Mortgage lenders are racing to close on home loans within a few weeks and if they fail to deliver, some borrowers can expect a cash payment.
Chase Home Lending recently announced it will pay borrowers $1,000 if it doesn’t close on a mortgage in 21 days, while Brooklyn-based Eave will offer up to $100,000 if it fails to deliver, according to the Wall Street Journal. This comes amid recent drops in mortgage rates, which have increased demand for these loans.
The race to close is driven by an increasingly competitive mortgage landscape. The majority of mortgages are now provided by nonbank lenders compared to a decade ago when banks took up a much larger market share.
The nonbank lending companies claim they are able to reduce time and costs by using algorithms and software.
LoanDepot, one of the largest nonbank lenders recently announced a new mortgage called the “mello smartloan,” that it can close in eight days, the Journal reported.
The company said in some situations it can avoid the time of going through an in-person appraisal.
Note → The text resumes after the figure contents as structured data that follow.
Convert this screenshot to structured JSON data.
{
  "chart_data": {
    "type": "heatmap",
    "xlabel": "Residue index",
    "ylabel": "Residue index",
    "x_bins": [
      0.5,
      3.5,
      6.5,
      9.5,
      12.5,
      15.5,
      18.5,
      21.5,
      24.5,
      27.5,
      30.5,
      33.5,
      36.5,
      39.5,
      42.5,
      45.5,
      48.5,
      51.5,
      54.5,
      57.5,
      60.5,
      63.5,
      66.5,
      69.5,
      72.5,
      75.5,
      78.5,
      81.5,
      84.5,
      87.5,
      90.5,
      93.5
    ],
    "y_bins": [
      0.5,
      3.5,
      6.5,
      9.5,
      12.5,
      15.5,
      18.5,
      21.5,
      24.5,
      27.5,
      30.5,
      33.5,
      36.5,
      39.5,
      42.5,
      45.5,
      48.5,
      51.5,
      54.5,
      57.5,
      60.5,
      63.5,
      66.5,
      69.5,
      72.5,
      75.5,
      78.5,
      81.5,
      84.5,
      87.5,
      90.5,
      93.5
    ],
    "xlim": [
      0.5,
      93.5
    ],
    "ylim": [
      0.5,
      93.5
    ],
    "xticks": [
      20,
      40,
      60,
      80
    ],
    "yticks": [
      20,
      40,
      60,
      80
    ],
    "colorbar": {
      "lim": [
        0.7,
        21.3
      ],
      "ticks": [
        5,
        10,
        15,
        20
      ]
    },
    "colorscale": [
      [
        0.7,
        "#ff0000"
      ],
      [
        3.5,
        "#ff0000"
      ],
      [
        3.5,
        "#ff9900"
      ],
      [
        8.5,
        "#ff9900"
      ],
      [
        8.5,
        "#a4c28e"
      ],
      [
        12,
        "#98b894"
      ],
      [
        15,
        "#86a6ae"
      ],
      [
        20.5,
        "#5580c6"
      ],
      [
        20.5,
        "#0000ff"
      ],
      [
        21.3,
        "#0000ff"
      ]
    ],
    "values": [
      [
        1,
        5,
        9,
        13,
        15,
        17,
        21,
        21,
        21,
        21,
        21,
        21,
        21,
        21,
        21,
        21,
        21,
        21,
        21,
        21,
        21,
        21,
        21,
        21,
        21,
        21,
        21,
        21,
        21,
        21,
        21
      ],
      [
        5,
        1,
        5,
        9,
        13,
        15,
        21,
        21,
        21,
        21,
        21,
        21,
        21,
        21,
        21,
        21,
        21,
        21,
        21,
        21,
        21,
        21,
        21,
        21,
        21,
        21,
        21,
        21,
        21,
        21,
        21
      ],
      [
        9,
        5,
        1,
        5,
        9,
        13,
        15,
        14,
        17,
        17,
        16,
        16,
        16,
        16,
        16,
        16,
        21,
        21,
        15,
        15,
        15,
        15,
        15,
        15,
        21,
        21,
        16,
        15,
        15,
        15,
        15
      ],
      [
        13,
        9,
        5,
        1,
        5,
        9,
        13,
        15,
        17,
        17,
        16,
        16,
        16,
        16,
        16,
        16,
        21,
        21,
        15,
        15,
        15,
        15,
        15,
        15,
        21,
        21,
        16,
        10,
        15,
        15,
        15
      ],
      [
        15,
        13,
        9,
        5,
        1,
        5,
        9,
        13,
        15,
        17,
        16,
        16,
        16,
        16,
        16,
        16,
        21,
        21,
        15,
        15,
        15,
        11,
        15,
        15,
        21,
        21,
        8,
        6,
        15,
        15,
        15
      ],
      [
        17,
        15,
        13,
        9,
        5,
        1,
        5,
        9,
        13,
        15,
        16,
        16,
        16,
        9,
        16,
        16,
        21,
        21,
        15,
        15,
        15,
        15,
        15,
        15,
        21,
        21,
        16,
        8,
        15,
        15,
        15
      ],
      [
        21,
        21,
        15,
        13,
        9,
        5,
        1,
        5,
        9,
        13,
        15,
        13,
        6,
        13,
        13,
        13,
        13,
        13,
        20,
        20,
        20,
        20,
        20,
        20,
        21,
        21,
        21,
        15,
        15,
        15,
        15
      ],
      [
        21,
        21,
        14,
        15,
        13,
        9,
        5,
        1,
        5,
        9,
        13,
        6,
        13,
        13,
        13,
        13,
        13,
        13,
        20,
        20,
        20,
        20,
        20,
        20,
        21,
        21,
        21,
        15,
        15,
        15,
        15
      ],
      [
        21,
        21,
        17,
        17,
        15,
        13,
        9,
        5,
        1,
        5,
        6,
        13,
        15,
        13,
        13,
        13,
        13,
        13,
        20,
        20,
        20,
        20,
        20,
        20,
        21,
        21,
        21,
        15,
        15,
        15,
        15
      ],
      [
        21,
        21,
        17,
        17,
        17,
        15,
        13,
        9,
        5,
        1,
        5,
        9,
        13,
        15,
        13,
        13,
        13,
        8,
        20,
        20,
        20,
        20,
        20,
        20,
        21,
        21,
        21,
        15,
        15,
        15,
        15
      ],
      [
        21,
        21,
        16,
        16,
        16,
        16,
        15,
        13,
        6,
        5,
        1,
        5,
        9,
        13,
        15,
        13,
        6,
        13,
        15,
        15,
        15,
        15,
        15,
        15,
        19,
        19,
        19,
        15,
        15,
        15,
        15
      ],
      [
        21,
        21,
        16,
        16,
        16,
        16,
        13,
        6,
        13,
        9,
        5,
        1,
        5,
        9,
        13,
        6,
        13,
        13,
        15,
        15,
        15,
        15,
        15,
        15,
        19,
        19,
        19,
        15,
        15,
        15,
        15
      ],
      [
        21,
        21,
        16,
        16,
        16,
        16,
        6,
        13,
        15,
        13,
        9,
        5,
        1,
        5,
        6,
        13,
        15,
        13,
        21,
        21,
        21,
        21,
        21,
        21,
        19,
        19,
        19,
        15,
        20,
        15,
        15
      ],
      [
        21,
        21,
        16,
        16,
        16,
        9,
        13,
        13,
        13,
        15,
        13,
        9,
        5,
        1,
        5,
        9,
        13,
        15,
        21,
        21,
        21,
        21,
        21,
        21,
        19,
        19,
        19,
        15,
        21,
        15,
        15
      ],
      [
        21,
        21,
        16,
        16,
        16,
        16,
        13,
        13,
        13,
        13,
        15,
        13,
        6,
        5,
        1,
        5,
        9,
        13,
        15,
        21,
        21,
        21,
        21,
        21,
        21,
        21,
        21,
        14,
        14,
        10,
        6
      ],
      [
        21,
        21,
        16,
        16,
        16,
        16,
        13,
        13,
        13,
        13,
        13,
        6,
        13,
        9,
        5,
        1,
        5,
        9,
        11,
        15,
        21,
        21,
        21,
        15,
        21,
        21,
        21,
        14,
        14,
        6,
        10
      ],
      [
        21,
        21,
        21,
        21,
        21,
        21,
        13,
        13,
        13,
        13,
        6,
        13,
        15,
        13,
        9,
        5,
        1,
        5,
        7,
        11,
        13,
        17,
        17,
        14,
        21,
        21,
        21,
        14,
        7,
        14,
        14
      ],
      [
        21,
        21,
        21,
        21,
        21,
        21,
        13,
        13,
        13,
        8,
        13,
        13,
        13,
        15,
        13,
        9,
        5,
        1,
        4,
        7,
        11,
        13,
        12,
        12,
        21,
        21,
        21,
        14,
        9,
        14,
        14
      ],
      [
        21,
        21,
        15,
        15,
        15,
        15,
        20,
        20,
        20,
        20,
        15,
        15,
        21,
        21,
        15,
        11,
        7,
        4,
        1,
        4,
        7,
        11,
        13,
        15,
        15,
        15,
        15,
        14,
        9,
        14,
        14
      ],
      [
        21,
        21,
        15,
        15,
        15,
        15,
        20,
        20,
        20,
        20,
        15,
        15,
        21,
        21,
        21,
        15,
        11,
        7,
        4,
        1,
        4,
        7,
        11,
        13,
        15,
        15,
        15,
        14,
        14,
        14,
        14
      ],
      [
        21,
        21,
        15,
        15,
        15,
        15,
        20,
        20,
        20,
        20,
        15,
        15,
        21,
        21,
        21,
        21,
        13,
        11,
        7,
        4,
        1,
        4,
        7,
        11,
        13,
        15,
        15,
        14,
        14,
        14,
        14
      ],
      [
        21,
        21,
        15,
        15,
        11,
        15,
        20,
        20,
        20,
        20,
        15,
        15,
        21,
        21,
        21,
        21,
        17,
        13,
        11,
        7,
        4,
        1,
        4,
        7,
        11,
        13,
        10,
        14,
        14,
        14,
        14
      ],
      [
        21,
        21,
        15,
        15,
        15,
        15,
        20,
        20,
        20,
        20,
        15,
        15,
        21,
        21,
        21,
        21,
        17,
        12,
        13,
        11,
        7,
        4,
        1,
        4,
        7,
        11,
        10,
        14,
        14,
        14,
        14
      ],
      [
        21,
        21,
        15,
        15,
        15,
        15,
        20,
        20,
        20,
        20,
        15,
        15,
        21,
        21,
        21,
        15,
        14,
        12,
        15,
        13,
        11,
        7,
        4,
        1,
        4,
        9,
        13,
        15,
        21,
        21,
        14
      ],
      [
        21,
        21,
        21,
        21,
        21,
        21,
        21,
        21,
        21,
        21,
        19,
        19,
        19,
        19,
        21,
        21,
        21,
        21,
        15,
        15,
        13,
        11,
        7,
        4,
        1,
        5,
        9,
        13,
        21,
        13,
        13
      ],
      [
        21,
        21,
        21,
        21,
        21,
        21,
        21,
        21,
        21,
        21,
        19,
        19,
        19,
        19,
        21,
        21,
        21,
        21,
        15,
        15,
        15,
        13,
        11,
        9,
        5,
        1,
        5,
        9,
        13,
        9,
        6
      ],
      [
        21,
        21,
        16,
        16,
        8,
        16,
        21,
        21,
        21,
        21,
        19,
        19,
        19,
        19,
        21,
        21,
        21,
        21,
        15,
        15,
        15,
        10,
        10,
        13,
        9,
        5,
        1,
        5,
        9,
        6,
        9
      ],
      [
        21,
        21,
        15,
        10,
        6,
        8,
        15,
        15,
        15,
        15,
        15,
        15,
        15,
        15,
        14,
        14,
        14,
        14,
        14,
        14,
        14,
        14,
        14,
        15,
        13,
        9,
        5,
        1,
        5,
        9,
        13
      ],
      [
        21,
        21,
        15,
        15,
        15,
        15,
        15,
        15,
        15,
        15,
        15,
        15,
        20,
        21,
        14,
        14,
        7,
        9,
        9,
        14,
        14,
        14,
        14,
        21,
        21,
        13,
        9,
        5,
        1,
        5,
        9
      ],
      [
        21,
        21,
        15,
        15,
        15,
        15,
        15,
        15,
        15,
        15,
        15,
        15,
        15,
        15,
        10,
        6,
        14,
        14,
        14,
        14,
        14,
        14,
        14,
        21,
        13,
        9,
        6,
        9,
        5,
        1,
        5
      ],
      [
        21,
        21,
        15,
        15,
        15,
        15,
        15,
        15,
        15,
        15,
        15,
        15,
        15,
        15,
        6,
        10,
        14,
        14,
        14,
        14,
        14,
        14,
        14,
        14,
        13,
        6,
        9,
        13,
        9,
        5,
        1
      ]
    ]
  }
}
Instead, in some cases, it is able to get an “appraisal waiver” through Freddie Mac and Fannie Mae.
While nonbank lending platforms appear to provide easier access to getting a mortgage or refinancing, there are potential problems. A paper by researchers from the Federal Reserve Board and UC Berkeley said these alternative lenders could face liquidity risks and have fewer safeguards to protect themselves if borrowers began defaulting on their payments.